Plus, the government was dropping large amounts of dollars into their bank account to help keep economies from seizing up. The result is that Americans built up an excess amount of reserves that they are now burning off in what is essentially revenge spending.
The Fed really can’t control that very well because so long as consumers have what they see as free money, they’re going to consume. Raising interest rates really won’t touch that—though it will certainly redirect some of those reserves into higher debt repayments since credit card rates are going up.
But even that is a temporary matter. I’ve already written about this so I won’t dive into it any deeper than to say the Fed’s rate hikes are constrained by American debt at the consumer, corporate, and governmental level.
And beyond that, there’s the fact that the rest of the world has a bunch of free money too, since central banks globally were far more generous with their handouts than was Uncle Sam.
So, the Fed is fighting against global consumerism, over which it has little say.
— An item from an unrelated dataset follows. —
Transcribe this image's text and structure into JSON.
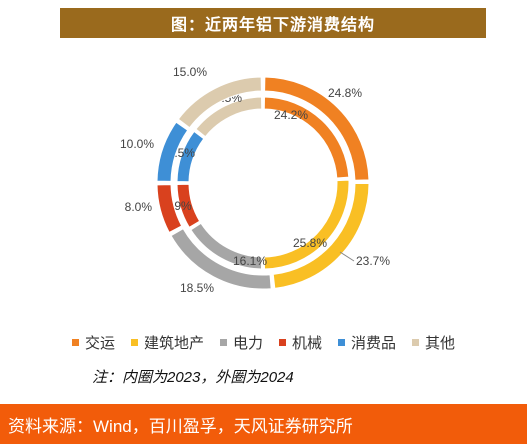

Consumers all over the world are competing for the same supply of goods, and they are bidding up prices in that quest.
I am part of the problem, of course. If I didn’t buy an iced latte every day from that café, my demand would be absent. And if every other coffee buyer refrained from their cup ‘o Joe, then that café wouldn’t be ordering so many bags of coffee beans…and if more and more Czech cafés reduced their orders for bags of coffee, then demand would fall.
You can follow the chain and see that shrinking demand would pull down prices and inflation would taper.
But that’s not how humans work. We want what we want. And if we can afford it, we buy it, particularly when the cost is as seemingly inconsequential as an iced latte.
However, that just means demand will remain elevated, which means inflation remains elevated for probably a few more years.
And it means, ultimately, that today’s elevated prices are pretty much the new normal. They’ve permanently reset higher.
Question is: Will incomes reset higher too?
That’s to be determined.
I can tell you this, though: I don’t see a soft landing in any of this. I see a crisis brewing. But that comes later.
For now, I’m looking to buy more gold when I am in Morocco soon. Archaic and ancient as gold is in monetary terms, it’s going to once again serve as salvation when the world’s heavily indebted fiat currency system collapses.